One of the hardest things, beyond your control, is creating something where nothing exists. You have no track record, no college acceptances, no happy students, nothing to sell but a good idea and commitment…

I believe it is good to have a paid planner or consultant for a couple of years to move you from idea to reality. Other schools have used this. We didn’t and we probably should have; things came to fruition very quickly for us, and we grabbed the opportunity we had. This was less than ideal, but, given that Great Barrington had closed a high school in the late 80s, may have been our only chance.

I can hardly emphasize enough how much depends on the quality of teaching. You have to have at least one amazing high school teacher, a tough cookie with a warm heart and a good head who can lead a faculty, guide students through the years of a pioneer high school, and reassure parents that their students will be prepared for college and for life. It’s a rare elementary school teacher who can make this leap, but maybe you have one. If not, the search for one is an essential part of your planning. If everything else is in place, and parents and students don’t trust the quality of the teaching and don’t value their relationships with their teachers, it won’t work.

Planning will also include a lot of high school-appropriate topics that elementary school teachers don’t like to deal with—dress, plagiarism, substance abuse policies, and on and on and on. Maintaining school spirit in the face of all this can be challenging. You can easily find out what other high schools do, but you also have to authentically make these things your own.

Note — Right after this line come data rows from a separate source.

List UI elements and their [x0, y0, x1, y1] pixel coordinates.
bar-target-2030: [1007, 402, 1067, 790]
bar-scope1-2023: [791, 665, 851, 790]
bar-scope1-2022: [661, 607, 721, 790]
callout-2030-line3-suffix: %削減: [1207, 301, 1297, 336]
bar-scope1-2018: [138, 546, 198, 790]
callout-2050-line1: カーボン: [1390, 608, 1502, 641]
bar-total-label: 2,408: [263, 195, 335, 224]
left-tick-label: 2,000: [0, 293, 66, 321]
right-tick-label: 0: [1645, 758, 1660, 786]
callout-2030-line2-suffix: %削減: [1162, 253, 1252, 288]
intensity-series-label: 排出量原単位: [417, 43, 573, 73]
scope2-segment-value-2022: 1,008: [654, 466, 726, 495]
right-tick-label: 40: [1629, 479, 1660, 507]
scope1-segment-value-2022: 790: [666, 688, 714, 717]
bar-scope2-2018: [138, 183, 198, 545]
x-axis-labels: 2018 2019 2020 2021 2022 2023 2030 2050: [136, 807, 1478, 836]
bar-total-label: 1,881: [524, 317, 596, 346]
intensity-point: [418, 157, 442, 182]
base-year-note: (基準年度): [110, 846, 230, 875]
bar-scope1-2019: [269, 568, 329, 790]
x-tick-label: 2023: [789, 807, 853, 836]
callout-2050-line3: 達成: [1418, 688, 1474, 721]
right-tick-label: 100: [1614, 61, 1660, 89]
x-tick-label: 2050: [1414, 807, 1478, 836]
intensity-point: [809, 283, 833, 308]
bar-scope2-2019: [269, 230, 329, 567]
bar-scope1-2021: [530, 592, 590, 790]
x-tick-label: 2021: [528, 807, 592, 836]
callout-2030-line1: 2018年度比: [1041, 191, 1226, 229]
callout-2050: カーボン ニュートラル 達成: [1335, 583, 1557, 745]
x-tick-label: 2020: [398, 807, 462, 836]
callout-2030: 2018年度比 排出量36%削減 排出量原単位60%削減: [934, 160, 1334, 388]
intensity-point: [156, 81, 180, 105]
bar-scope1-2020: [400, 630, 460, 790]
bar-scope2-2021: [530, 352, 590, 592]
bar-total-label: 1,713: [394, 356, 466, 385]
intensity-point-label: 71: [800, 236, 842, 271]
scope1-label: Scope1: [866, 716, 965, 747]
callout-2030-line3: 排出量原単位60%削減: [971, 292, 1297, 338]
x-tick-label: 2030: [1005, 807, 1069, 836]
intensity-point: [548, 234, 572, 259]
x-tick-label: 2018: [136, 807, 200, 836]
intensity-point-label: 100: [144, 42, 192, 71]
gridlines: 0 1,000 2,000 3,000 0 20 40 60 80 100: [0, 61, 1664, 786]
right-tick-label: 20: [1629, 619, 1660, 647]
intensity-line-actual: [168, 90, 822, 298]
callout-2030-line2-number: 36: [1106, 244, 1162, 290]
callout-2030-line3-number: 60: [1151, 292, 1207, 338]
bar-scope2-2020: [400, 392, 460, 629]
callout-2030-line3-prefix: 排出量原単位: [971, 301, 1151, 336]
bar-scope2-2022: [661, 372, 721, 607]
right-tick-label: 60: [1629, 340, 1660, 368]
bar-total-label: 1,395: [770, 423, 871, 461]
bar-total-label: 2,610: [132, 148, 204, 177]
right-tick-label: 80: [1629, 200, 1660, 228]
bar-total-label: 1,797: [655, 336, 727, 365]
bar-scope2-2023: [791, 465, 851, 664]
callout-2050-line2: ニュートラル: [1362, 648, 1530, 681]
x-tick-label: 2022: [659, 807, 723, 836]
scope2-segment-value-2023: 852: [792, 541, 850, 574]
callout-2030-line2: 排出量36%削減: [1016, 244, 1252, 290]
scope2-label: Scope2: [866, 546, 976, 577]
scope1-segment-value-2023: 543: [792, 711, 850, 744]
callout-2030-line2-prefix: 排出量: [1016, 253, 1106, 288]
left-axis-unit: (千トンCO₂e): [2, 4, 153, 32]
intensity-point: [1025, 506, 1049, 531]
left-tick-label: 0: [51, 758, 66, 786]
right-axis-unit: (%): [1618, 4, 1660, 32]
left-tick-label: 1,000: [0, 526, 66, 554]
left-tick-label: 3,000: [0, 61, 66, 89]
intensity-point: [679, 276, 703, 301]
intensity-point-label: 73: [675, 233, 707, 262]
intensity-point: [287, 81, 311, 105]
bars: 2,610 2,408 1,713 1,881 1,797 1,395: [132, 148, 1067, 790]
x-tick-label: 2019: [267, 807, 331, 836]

A final point to emphasize, perhaps prematurely, is that a Waldorf high school is as different from the elementary school as the elementary school is from the preschool. If students perceive that the Waldorf high school is “just more Waldorf,” they won’t want to come. “Selling” the differences—a voice in making some of the rules, choosing elective courses, travel and work opportunities, challenging courses with different, expert teachers, sports, mastery in the arts, etc., etc.—has helped us a lot and continues to be a challenge for us.